For more information, reference the full AWS CLI documentation.
########################################################################
### 1 ### create a python virtual environment (will take care of ssl error):
brew install pyenv
pyenv install 2.7.10
sudo pip install virtualenvwrapper
mkvirtualenv --python=~/.pyenv/versions/2.7.10/bin/python myPY2.7env
pip install awscli
# exit virtual environment
deactivate
# start virtual environment
workon myPY2.7env
########################################################################
########################################################################
### 2 ###
# Get your credentials from Griffin
# log into the headnode
# look for a file called "s3cred.txt"
# get the contents
less ~/s3cred.txt
# will look something like this:
[[tenant_namel]]
access_key=USOMESTRINGOFCHARACTERSB
secret_key=mANOTHERSTRINGOFCHARACTERSi
# These are the keys you'll need to access the tenant
# Note that our current policies do not accept sharing of keys.

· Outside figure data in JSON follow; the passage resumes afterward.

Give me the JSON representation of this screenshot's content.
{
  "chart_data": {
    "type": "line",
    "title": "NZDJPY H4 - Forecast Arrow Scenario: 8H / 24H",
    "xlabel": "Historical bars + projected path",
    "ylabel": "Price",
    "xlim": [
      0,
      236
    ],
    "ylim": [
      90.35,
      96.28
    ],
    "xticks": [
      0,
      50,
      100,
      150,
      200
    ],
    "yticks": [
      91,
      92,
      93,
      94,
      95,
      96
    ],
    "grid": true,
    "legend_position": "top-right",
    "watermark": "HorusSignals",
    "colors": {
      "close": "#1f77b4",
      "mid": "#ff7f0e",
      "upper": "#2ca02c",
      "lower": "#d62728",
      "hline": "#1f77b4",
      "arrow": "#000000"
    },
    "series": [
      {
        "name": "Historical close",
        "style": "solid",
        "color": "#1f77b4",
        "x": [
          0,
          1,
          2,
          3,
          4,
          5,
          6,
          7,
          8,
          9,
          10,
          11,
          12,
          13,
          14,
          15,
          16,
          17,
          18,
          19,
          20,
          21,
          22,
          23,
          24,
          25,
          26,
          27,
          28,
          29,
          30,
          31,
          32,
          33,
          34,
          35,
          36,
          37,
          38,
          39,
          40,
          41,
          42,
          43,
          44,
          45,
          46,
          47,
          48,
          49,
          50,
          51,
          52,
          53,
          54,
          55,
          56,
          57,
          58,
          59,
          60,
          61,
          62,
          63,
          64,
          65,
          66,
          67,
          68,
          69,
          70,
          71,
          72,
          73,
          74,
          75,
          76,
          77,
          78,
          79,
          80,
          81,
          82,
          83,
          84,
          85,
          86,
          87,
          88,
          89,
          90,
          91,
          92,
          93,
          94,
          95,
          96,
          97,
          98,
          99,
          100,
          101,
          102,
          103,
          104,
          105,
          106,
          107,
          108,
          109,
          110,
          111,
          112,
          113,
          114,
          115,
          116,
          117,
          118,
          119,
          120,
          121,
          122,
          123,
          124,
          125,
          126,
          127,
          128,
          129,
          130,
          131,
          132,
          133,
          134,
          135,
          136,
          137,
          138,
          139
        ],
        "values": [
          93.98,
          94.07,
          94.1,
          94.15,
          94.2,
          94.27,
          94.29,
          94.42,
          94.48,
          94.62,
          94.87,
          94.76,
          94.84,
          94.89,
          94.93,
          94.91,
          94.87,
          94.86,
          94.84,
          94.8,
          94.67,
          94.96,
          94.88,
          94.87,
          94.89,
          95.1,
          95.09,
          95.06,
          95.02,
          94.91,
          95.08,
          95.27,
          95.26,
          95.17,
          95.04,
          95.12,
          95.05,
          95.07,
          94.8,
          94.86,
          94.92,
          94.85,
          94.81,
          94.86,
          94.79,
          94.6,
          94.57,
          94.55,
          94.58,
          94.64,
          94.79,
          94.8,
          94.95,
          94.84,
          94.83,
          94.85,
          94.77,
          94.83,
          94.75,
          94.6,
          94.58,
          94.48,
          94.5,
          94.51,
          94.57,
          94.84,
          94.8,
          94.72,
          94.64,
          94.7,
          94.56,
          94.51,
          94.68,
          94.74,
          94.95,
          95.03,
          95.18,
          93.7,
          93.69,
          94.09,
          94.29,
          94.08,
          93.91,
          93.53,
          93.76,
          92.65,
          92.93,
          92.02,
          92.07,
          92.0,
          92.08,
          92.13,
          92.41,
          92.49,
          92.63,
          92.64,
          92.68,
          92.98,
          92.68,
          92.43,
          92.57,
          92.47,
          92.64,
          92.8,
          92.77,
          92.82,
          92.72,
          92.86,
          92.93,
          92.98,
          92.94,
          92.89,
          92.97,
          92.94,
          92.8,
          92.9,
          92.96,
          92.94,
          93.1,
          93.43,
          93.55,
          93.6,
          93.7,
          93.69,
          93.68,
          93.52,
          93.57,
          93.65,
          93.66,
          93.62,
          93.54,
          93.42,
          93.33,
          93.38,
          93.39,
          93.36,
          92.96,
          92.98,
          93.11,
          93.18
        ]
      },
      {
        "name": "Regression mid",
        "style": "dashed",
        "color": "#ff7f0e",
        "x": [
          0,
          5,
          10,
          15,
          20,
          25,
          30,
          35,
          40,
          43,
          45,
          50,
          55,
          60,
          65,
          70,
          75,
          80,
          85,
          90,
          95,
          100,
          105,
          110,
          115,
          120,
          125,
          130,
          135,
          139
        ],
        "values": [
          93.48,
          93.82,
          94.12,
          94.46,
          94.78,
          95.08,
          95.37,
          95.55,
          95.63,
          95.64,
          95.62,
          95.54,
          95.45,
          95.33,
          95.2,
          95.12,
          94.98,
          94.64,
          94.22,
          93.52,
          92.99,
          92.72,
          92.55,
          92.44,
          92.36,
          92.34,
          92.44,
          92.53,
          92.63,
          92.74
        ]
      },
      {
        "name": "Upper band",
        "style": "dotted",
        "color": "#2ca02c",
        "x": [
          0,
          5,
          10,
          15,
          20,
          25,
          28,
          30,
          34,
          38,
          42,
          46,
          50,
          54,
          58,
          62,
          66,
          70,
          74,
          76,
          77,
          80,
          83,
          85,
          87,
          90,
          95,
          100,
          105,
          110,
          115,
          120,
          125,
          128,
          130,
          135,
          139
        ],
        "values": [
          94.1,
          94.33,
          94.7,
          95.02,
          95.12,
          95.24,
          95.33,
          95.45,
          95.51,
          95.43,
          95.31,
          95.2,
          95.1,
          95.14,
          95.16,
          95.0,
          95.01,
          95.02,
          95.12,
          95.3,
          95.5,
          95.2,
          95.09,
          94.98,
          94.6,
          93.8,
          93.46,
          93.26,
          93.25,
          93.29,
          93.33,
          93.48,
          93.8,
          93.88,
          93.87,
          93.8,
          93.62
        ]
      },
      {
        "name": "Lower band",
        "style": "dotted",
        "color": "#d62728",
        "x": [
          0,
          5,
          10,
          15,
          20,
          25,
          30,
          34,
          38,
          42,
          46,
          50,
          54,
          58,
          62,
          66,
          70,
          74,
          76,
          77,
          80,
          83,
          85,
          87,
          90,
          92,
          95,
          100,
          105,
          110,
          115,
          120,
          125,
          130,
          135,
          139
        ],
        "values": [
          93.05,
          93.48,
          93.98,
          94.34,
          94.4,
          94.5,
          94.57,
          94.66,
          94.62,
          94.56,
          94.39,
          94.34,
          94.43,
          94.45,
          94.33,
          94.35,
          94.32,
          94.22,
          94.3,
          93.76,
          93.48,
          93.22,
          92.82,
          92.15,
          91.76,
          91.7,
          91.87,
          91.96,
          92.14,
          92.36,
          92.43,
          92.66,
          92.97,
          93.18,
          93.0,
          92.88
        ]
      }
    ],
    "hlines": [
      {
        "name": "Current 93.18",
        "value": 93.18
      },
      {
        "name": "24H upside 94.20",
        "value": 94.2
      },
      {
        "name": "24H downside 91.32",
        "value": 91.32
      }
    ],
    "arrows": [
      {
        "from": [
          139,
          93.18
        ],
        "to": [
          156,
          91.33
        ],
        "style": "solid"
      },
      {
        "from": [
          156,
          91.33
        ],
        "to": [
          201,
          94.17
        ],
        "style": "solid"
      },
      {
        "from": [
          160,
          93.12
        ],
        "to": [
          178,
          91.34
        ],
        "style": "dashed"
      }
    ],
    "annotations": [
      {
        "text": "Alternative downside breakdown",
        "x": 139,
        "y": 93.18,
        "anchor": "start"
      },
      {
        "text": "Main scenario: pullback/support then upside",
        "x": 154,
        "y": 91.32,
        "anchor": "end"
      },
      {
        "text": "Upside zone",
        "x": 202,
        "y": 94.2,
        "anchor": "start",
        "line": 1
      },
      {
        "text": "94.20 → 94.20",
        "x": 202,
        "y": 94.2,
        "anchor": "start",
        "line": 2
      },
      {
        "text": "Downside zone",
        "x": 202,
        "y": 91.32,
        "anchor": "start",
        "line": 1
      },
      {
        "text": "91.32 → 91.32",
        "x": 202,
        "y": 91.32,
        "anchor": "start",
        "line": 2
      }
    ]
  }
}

########################################################################
########################################################################
### 3 ### configure awscli
# make sure you are in your virtual environment
workon myPY2.7env
aws configure --profile `my_project`
# You will be queried to enter the access key from above
# you can cut/paste the values and press enter
AWS Access Key ID [****************]:
# Do the same for your secret key
AWS Secret Access Key [****************]:
# Use 'us-east-1' as the default region name
Default region name [us-east-1]: us-east-1
#NOTE: We will be ignoring this region and instead using one of our object store gateways.
########################################################################
### 4 ### work with data
### Now you can use the following commands to access your data
### beside that you specify the --endpoint-url, otherwise, awscli will try to contact amazon S3
### Also be sure to specify the profile
# make a new bucket
aws s3 mb s3://test-bucket --endpoint-url https://griffin-objstore.opensciencedatacloud.org --profile my_project
make_bucket: s3://test-bucket/
# list buckets
aws s3 ls --endpoint-url https://griffin-objstore.opensciencedatacloud.org --profile my_project
# list items in bucket
aws s3 ls s3://test_bucket/ --endpoint-url https://griffin-objstore.opensciencedatacloud.org --profile my_project
# copy a local file to the bucket
aws s3 cp test_file s3://test-bucket/test_file --endpoint-url https://griffin-objstore.opensciencedatacloud.org --profile my_project
# copy file from bucket to local
aws s3 cp s3://test-bucket/testobject.txt testobject.txt --endpoint-url https://griffin-objstore.opensciencedatacloud.org --profile my_project
# copy object from bucket to local
aws s3 get-object s3://test-bucket/testobject.txt ./ --endpoint-url https://griffin-objstore.opensciencedatacloud.org --profile my_project
########################################################################
Bucket names must be unique across the entire system. Please follow these constraints when creating a new bucket:
For more information consult the Ceph documentation on buckets.
Some Griffin users may wish to publicly expose their buckets to share data with collaborators or with the OSDC community as part of the public data commons. To do so, simply set the bucket acls to “public-read”. An example using boto is below.
### get existing bucket::
mybucket = conn.get_bucket('my_bucket')
### Set public read to all objects in a bucket::
for key in mybucket.list():
key.set_acl('public-read')
Once you have set the object acls to ‘public-read’ the data is accessible in a browser at https://griffin-objstore.opensciencedatacloud.org/<my_bucket>/<object_name>. You will need to specify the entire path for each object.
The current version of the OSDC Public Data Commons is not automounted to Griffin virtual machines. To access any data hosted there, refer to the external download instructions on the OSDC Public Data Commons webpages.